One night earlier, I had a very nice dinner at The Dining, the only restaurant at Shiba Park Hotel, sister property to Park Hotel Tokyo. But whereas The Dining was open for various meals throughout the day, Park Hotel Tokyo’s Hanasanshou is only open for dinner, from 17:30 to 22:30.
Hanasanshou, which translates as “flower of the Japanese prickly ash (it has a tongue-numbing heat much like the Sichuan pepper)”, is a modern kaiseki establishment. Kaiseki, a multicourse meal that dates back centuries to Buddhist tea ceremonies, consequently takes time to both prepare and appreciate.
I ordered the chef’s recommended kaiseki, made with ingredients most commonly found during wintertime:
Before I ate anything, I snooped around the drink menu. What seemed seasonally appropriate, yet also more unique than other options?
This one:

Dessert first this time!
Absolutely outstanding. The mixologist took one of my favorite foods — the sweet potato — and blended it with Kyushu shochu (alcohol often distilled from sweet potatoes), and Advocaat, a creamy Dutch liqueur. In retrospect, I should have ordered another, but I wanted my taste buds to have a go at another drink.

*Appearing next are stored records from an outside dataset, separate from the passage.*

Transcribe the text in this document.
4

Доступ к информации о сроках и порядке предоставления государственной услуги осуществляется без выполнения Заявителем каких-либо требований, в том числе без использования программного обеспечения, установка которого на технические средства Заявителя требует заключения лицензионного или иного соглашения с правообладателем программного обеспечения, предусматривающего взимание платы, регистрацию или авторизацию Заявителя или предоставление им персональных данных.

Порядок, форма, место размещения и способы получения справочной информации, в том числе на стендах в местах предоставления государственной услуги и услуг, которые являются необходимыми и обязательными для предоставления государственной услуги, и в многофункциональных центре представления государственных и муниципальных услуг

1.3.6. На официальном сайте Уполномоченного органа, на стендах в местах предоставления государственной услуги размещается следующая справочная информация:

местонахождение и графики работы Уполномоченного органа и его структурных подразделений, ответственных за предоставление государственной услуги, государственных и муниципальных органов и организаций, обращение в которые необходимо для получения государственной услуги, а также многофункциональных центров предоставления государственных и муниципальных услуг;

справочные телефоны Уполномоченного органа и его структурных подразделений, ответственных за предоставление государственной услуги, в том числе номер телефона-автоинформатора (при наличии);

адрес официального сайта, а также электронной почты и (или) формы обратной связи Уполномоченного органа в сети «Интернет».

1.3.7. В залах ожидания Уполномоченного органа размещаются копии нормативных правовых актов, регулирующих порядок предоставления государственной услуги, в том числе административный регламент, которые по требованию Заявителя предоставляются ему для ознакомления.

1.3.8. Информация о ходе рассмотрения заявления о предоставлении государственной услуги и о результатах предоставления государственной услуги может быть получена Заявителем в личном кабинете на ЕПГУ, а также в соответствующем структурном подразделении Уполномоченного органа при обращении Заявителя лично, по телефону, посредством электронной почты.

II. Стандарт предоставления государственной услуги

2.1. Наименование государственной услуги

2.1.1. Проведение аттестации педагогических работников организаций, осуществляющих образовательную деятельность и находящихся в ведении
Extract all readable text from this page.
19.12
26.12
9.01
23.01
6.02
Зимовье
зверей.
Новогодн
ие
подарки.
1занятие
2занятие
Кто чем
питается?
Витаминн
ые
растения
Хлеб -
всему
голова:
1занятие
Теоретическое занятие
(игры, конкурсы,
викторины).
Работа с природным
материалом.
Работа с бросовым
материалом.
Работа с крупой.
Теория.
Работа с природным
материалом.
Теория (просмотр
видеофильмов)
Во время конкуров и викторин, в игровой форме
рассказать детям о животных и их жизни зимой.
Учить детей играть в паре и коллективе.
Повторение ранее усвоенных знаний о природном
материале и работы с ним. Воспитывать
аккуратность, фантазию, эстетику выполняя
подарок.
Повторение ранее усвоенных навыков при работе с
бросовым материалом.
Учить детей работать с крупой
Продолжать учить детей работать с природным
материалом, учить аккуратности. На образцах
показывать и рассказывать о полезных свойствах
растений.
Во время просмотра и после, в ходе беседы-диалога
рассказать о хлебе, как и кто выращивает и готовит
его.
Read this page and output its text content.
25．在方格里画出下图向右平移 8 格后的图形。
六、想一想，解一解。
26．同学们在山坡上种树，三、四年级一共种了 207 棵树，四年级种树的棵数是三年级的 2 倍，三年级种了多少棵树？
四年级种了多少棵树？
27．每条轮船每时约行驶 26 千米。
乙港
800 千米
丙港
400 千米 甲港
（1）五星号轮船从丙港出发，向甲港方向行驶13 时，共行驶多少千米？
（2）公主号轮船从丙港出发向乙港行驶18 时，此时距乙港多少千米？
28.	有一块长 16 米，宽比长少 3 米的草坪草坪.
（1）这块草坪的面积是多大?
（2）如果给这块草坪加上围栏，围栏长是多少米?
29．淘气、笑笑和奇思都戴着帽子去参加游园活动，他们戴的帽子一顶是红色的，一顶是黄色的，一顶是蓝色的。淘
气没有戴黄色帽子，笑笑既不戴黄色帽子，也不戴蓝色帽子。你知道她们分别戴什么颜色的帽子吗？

Created in Nara prefecture by a mix of Mt. Miwa water and Yamadanishiki rice, this Dio Abita (“god resides,” in Italian) nihonshu was dessert #2. Smooth and delicate, and came with my choice of choko, or nihonshu glass:

Yoshino san, my kind waiter, gave some tips throughout the meal. For example, what difference does it make re: choice of choko?

I really like the flavor of sesame; Japan seems to know that. It could be white/black sesame ice cream, ground sesame served with tonkatsu or miso ramen, or in this case, sesame tofu.
Imagine a slightly sweet tahini drizzled over tofu, and then served with sesame powder. Fantastic.
Wait, what? Saying tofu is fantastic? It’s Japan…it could happen.

The clear soup was a worthy palate cleanser, even if the shrimp dumpling dirtied it up again.

Fall and winter got together for this whirlwind tour of excellence.
Special shoutout to kumquats and persimmons (both main types), which are both woefully underrepresented in the West. The former I could snack on all day, and the later lends itself nicely to sponge cakes and financier almond cakes.

Wagyu sukiyaki two days in a row? Count me in.
And this time, there was much more cow.

Much like with airplane types, I’ve got to improve my knowledge of sliced raw fish.
Besides salmon, I know that another piece of nigirizushi was called sayori, or Japanese halfbeak. How about that: the Latin name for sayori is Hyporhampus sajuri, hence the origin of “sayori.” The tamagoyaki, or rolled egg, was also a treat.
By this point, I was stuffed, and completely neglected to realize that a dessert course would have followed. Silly, perhaps, but by that point I was chuffed enough.
If you want to try somewhere not widely known in Tokyo, and with a neat city view to boot, I’d highly recommend Hanasanshou.
Disclaimer: I was invited to have dinner at Hanasanshou by Park Hotel Tokyo.